Ce règlement implique un contrôle des subventions qui sont plafonnées à 300 000 € par transporteur sur trois ans, quelle que soit la taille de l’entreprise. Ça ne va pas dans le bon sens : on promeut des nouvelles énergies avec des dispositifs fiscaux pour aider les entreprises, mais l’Europe plafonne les suramortissements à des valeurs très faibles ! Et le plafond est le même pour une entreprise qui aurait dix camions qu’une autre qui en aurait cent… Il faudrait que ce soit au prorata de l’importance de l’entreprise. La FNTR s’est emparée du sujet pour alerter les pouvoirs publics et nous attendons les réponses. Ce type de mesure peut freiner la transition énergétique !

Vous êtes-vous penché sur les énergies électrique et hydrogène ?
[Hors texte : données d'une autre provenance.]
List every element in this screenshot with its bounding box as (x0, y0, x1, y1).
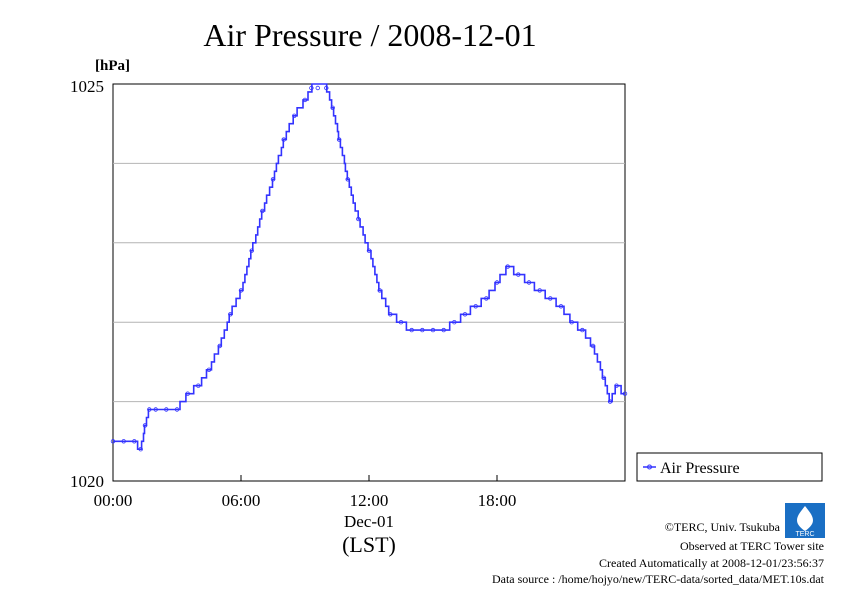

Nous avons obtenu une subvention suite à un appel à projets de l’Ademe pour financer des véhicules électriques. Au second semestre, nous allons mettre en route un camion électrique, sachant que pour notre type d’activité, nous réalisons des distances de 300 à 400 kilomètres maximum par jour en 44 tonnes. L’électricité n’est donc pas vraiment encore compétitive, mais dans certains cas, nous allons néanmoins faire des essais. Une autre difficulté s’ajoute : il faut avoir l’énergie au bon endroit. Heureusement, notre client a des bornes électriques chez lui. Nous regardons ce qui se fait en hydrogène. Les constructeurs nous parlaient dans un premier temps d’hydrogène à partir de piles à combustibles, aujourd’hui ils se penchent davantage sur des motorisations thermiques à l’hydrogène. On attend donc un peu les résultats des recherches. Je pense qu’il n’y aura pas une seule énergie, mais un mix énergétique en fonction des usages.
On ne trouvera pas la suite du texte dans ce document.